The Sacred Scriptures were available in the vernacular for those who could afford books and read long before Martin Luther. Homilies were preached in the language of the people and the reading of the Epistle and Gospel on Sundays and Major Feasts in the local language (after they were read or chanted in Latin) was a requirement after the Council of Trent, but was also a practice in many places prior to the Venerable Council.
For those who could not read, the Cathedrals and Major Churches, were highly decorated with either paintings of statuary, as well as Stained Glass that was known as the Bible of the Illiterate, as they could learn the Bible stories by looking at the pictures.
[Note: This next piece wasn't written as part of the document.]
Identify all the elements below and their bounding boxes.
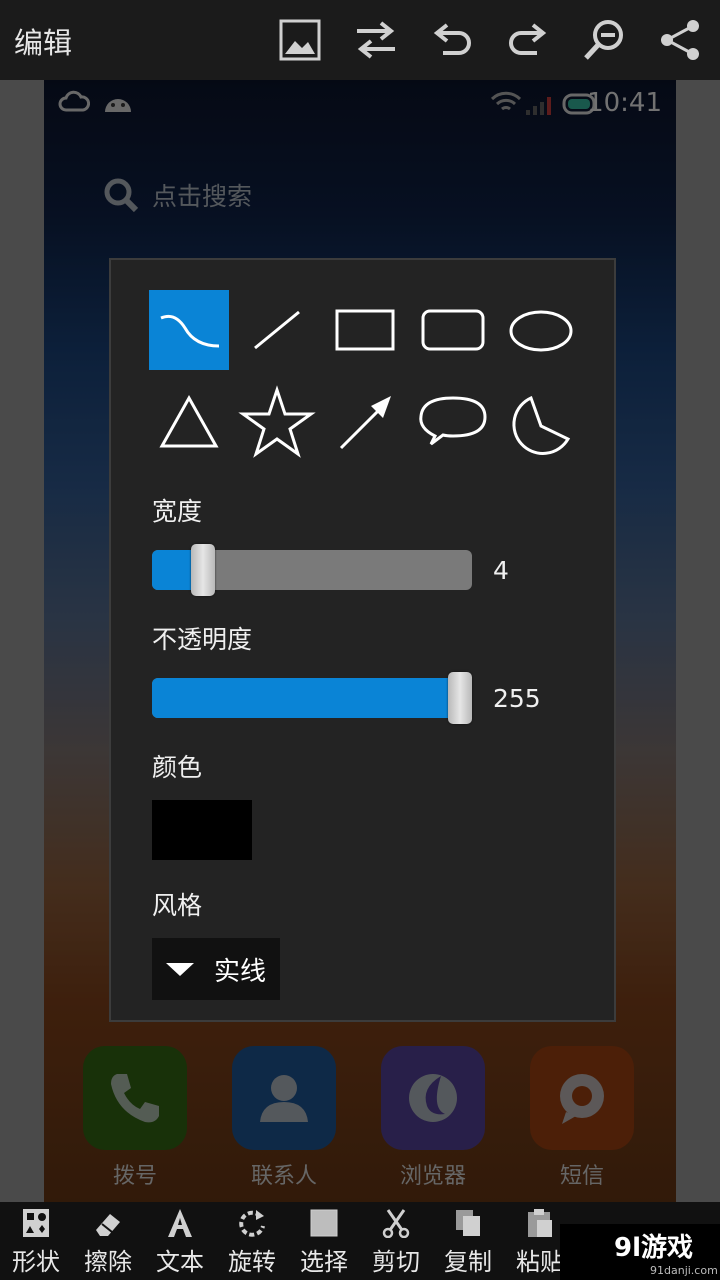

If you have the opportunity to visit major Cathedrals and historic churches from before the reformation that were not destroyed by Protestants at the Reformation, take some binoculars with you. Not only can you see more of the carvings but also left over pigment. Most of the Statues and the interior was painted. What we have today in the great stone Cathedrals from the Middle Ages does not reflect what the Church looked like in it’s time. They were bright cheery places, statuary, and everything from the floor to the ceiling was usually painted and vibrant, you could see the images much better.
We have a tendency to regard those who came before us as less educated and aware. However I think it is us today who are less informed. In days gone by, people used their minds, they learned things and passed on long stories and sagas by word of mouth and song. Today we rely on computer data storage, a few decades ago it was all in books, If you can imagine the Books of the OT were known by heart by the Jews prior to the written version of the Torah, History was passed orally, religious education was not done by CCD with DVD, live streaming and activity books, but the faith was taught on a more personal level and lived as a major part of one’s life, not something done on Sunday and when we log onto Catholic Forums. The bell tolled for the Angelus, the average parish had Vespers on Sunday, (in Europe) and other Devotions. In many places in Europe on Sundays and Holy Days the people assisted at Mass in the morning, and then gathered for a sermon that would last two to four hours before Vespers in the Evening. The Faith was a living Faith.